The desired benefit for growers is to have efficacious sustainable long-term disease management options with minimal input to the field. Identifying the natural weapon repertoires of plant pathogens and investigating the roles they play in agricultural microbiomes, is filling in a gap of knowledge that is necessary for understanding why current microbial based management strategies like biocontrol agents are not efficacious. Research into interactions occurring on tomato leaves will be conducted over the next two years providing researchers and farmers with details of the interactions that occur on tomato leaves and how they contribute to disease and how they change the composition of the microbial community as a whole. More research is needed to assess the economic, environmental, and social benefits for growers.
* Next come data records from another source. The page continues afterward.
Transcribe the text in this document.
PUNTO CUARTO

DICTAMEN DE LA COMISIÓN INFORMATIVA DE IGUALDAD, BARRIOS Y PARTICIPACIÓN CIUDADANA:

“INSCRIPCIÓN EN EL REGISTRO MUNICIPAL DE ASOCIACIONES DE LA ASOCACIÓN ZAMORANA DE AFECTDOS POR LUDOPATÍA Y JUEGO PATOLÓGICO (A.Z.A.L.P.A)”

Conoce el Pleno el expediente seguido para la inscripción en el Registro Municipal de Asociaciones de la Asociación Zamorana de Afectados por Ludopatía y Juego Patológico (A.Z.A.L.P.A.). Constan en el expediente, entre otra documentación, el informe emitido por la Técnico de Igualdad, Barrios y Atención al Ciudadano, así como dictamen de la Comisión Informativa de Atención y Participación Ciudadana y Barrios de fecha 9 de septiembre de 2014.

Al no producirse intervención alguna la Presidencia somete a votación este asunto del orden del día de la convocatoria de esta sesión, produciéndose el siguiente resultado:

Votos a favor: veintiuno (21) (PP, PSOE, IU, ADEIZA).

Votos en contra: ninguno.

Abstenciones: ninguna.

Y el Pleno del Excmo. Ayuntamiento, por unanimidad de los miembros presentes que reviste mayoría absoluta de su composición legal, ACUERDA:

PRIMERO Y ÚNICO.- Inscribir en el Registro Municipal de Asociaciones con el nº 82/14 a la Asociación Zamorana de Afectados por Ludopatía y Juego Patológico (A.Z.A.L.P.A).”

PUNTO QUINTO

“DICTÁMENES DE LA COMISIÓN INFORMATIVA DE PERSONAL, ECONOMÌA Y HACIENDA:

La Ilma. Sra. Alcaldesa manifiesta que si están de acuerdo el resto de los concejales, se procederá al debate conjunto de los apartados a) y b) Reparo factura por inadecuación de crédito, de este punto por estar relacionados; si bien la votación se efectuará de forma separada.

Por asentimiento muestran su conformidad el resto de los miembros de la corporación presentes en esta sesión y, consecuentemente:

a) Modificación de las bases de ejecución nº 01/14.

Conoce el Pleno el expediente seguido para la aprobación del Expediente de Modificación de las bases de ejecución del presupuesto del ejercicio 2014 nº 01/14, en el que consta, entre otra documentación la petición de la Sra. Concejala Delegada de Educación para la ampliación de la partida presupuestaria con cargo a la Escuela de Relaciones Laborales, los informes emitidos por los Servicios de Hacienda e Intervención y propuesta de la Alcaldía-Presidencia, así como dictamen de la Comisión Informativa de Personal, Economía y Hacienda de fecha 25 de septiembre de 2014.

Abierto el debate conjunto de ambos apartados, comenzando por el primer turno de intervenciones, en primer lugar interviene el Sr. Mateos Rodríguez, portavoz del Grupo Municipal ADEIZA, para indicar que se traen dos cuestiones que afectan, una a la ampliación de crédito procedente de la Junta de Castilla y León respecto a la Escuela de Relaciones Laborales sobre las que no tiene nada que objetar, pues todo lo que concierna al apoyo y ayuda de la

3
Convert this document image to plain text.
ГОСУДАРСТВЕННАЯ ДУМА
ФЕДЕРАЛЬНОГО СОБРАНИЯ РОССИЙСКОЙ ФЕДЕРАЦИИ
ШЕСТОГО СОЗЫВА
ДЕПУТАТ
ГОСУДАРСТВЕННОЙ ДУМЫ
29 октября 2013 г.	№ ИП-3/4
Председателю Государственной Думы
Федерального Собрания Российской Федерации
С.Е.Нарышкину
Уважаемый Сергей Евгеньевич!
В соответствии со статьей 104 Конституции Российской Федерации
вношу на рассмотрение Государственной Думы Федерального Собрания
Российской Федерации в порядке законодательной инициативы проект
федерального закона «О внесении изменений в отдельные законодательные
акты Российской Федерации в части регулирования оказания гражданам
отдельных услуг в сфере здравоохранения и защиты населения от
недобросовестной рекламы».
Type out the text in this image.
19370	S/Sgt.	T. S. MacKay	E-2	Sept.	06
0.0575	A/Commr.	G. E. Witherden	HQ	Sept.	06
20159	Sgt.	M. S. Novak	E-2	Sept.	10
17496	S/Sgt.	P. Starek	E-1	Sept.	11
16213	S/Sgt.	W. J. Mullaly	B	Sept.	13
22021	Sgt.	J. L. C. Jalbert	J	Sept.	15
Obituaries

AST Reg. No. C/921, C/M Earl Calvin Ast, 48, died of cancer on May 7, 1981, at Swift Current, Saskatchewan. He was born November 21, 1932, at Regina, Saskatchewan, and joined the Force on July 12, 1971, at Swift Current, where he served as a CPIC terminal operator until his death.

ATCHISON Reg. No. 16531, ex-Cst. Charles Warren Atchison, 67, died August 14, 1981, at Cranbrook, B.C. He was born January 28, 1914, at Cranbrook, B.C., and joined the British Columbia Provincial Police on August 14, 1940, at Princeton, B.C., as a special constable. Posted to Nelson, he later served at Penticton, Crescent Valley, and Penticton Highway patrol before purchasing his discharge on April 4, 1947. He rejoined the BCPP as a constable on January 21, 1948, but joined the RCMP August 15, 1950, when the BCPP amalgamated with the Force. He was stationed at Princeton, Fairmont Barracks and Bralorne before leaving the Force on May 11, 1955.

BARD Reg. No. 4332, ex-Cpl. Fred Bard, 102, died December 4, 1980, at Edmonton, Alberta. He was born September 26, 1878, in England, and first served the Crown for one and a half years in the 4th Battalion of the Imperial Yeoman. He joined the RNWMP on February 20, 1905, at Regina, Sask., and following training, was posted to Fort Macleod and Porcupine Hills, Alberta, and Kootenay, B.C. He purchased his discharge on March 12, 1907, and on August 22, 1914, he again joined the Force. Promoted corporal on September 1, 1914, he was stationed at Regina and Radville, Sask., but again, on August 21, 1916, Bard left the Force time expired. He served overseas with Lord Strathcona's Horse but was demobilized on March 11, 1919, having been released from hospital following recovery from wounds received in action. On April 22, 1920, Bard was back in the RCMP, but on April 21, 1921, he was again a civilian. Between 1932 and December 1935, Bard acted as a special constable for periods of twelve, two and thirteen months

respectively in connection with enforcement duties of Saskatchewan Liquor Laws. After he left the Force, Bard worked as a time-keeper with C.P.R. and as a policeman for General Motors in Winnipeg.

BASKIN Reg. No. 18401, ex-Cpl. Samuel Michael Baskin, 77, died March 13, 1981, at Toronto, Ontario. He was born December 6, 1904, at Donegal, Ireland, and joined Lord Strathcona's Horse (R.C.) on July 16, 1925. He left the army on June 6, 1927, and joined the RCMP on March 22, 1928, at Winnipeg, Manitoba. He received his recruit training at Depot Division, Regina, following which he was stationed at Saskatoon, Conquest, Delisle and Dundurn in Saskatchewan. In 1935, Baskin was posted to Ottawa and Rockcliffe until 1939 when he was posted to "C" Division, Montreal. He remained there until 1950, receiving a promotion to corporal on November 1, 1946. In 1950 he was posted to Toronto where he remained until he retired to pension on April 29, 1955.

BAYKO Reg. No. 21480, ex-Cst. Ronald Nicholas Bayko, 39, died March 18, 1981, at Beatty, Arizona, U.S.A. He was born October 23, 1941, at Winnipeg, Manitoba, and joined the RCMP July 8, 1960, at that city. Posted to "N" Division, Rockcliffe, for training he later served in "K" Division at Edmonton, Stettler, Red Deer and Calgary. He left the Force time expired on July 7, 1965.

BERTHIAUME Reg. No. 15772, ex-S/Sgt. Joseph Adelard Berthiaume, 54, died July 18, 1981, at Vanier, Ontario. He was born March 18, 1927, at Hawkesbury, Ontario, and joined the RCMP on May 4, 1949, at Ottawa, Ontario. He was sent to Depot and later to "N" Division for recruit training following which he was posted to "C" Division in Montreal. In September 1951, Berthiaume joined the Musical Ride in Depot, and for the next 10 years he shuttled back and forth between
Overall, this project has allowed a deeper understanding of the s-type bacteriocin repertoire that exists within the Pseudomonas syringae species complex. Characterizing the types of weapons that environmental bacteria and plant pathogens use to compete in their respective microbial environments is the first step to understanding how to experimentally discover how microbial interactions involving bacteriocins contribute to plant disease and how these interactions can be used to mitigate disease. This project has created a pipeline that can be used to identify s-type bacteriocins in the genomes of bacteria that lead to a wide range of plant diseases caused by Pseudomonas syringae. This information can be used to investigate microbial interactions beyond the objectives of this proposal. The future of this proposal is to investigate the objective 3 and objective 4 that is already outlined in the proposal. They will be completed in 2022-2024 from grant funding from USDA-NIFA.